Monday, Nov. 10, 2003
Bubbling to Dow 10,000
By Jon Birger
It has been four years since the Dow Jones industrial average first reached 10,000. Imagine that--only four years since investors convinced themselves that what went up wouldn't come down, that earnings did not really matter and that every budding technology company was a Microsoft in the making.
Can anybody say "deja vu?"
The closer the Dow gets to making a new assault on 10,000, the quicker investors seem to be unlearning all the lessons from the three-year bloodbath that preceded this year's rally. Morgan Stanley market guru Steve Galbraith grumbles that either the generations have become shorter or investor behavior deemed "once in a generation" has managed to repeat itself twice in four years. "Our biggest fear," he cautions, "is that the lunatic fringe is again engaging in behavior eerily reminiscent of the bubble."
The problem, as Galbraith sees it, is not that the economy isn't improving or that corporate earnings aren't bouncing back. They are. It's that too many investors have been afflicted by a perplexing bout of short-term-memory loss.
Consider what's happening in the technology sector, where investors are back to fawning over stock-option profligates like Cisco (up 54% year to date) and are even giving a second look to infamous Frank Quattrone IPOs like Corvis (up 91%) and Gemplus (up 88%). Overall, tech is once again the S&P 500's best-performing segment, rising 59% this year, even though that segment has experienced a 5% decline in the previous 12 months of earnings. This remains an industry dogged by sluggish corporate spending and huge amounts of excess capacity. So it's hard to comprehend why the stock market is valuing a dollar of tech earnings three times as highly as a dollar of earnings from nontech.
Another unwelcome blast from the past is the market's fascination with profitless wonders. Trading volume on the OTC Bulletin Board--purgatory for flimsy companies that no longer meet the major exchanges' listing requirements--exceeds the volume on the New York Stock Exchange. The last time that happened: 1999.
Money-losing firms in the S&P are once again outperforming their moneymaking peers, up 65% vs. 26% so far this year. Fiber-optic-components maker JDS Uniphase, for instance has not turned a profit since 1996, although it did help devastate many a retirement account. Yet shares of JDS have climbed 54% this year.
Investor boldness is rising too, a bad sign. Measured by the Chicago Board Options Exchange's Market Volatility Index, otherwise known as the VIX, the investing public is less fearful now than at virtually any other point over the past five years.
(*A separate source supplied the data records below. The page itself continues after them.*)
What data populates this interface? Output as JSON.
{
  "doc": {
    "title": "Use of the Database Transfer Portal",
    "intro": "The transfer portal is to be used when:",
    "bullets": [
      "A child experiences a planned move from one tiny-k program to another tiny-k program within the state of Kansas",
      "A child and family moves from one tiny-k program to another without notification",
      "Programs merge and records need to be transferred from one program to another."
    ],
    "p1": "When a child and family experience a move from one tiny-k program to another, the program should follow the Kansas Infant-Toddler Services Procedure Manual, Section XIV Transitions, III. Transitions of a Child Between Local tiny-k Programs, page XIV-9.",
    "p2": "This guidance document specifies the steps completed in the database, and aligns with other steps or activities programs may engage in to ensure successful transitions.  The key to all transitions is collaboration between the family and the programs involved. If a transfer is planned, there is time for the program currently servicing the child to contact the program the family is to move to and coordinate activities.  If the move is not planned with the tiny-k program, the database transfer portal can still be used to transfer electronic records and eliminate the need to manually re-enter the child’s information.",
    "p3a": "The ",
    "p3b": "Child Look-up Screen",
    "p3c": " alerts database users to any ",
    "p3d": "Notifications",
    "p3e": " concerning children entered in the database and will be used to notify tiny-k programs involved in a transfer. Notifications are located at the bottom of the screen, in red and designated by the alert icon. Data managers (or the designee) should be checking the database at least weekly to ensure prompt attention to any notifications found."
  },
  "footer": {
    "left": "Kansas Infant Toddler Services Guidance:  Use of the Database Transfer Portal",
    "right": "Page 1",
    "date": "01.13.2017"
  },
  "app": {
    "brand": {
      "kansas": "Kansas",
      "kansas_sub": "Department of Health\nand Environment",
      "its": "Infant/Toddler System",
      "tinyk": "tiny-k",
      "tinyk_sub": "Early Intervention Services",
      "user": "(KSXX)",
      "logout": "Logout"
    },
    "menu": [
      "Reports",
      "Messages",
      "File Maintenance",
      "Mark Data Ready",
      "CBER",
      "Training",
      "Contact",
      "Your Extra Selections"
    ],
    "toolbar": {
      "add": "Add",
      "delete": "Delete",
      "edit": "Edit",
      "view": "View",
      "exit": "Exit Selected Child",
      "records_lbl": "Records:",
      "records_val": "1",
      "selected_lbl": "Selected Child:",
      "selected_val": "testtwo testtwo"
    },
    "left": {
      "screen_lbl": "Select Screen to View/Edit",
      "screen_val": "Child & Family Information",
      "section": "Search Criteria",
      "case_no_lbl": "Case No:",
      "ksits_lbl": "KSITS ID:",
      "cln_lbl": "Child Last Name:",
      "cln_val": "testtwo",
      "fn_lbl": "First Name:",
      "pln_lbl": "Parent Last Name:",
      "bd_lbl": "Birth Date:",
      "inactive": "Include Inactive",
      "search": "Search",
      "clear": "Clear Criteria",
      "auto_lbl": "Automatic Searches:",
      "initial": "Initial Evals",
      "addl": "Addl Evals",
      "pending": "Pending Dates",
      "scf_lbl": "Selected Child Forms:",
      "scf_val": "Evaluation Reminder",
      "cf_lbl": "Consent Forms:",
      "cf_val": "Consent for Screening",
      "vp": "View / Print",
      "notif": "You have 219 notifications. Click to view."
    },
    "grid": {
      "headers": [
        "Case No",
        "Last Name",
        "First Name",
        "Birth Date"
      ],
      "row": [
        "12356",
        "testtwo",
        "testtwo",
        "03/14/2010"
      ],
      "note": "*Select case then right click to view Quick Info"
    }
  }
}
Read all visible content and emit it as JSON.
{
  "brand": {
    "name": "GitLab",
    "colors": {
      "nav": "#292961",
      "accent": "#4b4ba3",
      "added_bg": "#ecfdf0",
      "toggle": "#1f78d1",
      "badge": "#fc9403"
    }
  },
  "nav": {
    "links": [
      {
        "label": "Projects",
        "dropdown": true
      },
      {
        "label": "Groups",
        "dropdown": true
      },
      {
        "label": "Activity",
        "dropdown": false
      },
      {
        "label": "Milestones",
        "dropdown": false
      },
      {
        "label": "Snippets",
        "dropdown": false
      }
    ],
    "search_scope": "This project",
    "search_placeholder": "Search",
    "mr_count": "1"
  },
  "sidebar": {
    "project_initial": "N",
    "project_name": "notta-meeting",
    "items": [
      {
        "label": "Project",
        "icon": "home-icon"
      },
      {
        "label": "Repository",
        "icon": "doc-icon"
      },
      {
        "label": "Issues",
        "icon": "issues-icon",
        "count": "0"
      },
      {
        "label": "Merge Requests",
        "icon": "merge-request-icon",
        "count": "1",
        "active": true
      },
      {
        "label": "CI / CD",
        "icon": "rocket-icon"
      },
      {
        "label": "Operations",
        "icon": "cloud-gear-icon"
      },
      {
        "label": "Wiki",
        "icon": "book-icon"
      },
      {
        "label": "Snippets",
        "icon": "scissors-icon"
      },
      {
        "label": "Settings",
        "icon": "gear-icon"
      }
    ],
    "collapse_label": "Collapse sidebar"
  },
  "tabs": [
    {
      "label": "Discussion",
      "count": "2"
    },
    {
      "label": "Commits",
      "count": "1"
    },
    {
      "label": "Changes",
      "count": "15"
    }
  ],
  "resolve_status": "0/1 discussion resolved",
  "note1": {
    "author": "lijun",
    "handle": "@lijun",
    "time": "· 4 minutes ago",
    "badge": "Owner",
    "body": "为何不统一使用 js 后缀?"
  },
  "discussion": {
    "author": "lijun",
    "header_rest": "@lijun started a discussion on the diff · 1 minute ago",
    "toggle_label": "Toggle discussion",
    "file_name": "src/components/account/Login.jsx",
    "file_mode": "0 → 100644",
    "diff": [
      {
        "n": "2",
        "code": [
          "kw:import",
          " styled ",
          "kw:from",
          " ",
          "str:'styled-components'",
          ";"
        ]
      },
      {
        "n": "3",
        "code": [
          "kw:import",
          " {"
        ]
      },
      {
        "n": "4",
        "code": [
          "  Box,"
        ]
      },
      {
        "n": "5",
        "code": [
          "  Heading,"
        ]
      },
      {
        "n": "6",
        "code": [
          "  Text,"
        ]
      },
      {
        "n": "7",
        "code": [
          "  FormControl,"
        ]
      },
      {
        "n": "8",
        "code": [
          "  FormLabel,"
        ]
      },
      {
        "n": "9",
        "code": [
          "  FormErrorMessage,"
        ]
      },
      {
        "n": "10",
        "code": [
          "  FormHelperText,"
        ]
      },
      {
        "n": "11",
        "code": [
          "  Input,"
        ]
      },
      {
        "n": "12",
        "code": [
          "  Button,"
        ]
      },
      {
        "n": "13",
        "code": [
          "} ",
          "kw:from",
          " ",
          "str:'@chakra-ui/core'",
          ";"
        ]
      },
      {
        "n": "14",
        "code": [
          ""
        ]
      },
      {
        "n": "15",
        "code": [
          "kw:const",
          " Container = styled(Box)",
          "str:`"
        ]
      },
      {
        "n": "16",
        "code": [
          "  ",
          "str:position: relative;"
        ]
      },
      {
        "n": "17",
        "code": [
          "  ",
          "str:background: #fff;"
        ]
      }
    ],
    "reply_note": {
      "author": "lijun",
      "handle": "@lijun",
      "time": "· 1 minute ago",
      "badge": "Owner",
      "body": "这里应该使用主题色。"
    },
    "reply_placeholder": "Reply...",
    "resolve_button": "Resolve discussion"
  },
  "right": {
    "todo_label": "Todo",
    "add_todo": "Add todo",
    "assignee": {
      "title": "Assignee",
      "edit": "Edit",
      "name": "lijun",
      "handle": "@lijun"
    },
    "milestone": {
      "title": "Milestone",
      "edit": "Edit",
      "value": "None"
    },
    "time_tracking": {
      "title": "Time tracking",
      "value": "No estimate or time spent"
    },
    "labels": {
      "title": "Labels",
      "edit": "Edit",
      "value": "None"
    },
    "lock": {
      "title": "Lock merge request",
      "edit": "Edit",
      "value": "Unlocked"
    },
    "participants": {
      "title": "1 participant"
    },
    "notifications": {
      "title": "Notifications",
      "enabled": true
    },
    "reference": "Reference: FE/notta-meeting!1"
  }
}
Recently, the VIX stood at 16, down from 50 when the rally began in October 2002. The last time investors were this fearless was in August 2000. And margin loans--the OxyContin of day-trading junkies--are up 16% this year.
Looking for a silver lining? Here it is: with so much speculative money pouring into tech and penny stocks, a real buying opportunity exists in the large-cap, quality names that most of us should be buying anyway. Large companies with low debt, above-average dividends, good profit margins and a 10-year record of annual double-digit earnings growth are trading at a 22% discount to their historical price-to-earnings ratios. These stocks include oil company ConocoPhillips and pharmaceutical giant Pfizer.
Even a bear like Merrill Lynch strategist Richard Bernstein sees value in these tried and true names. "With all the problems we've seen over the past couple years, you'd think people would have rushed to higher-quality companies and bid their valuations through the roof. But it never happened," Bernstein says. "They're still buying tech." And they may be crying again soon if they don't add more blue chips to their portfolios.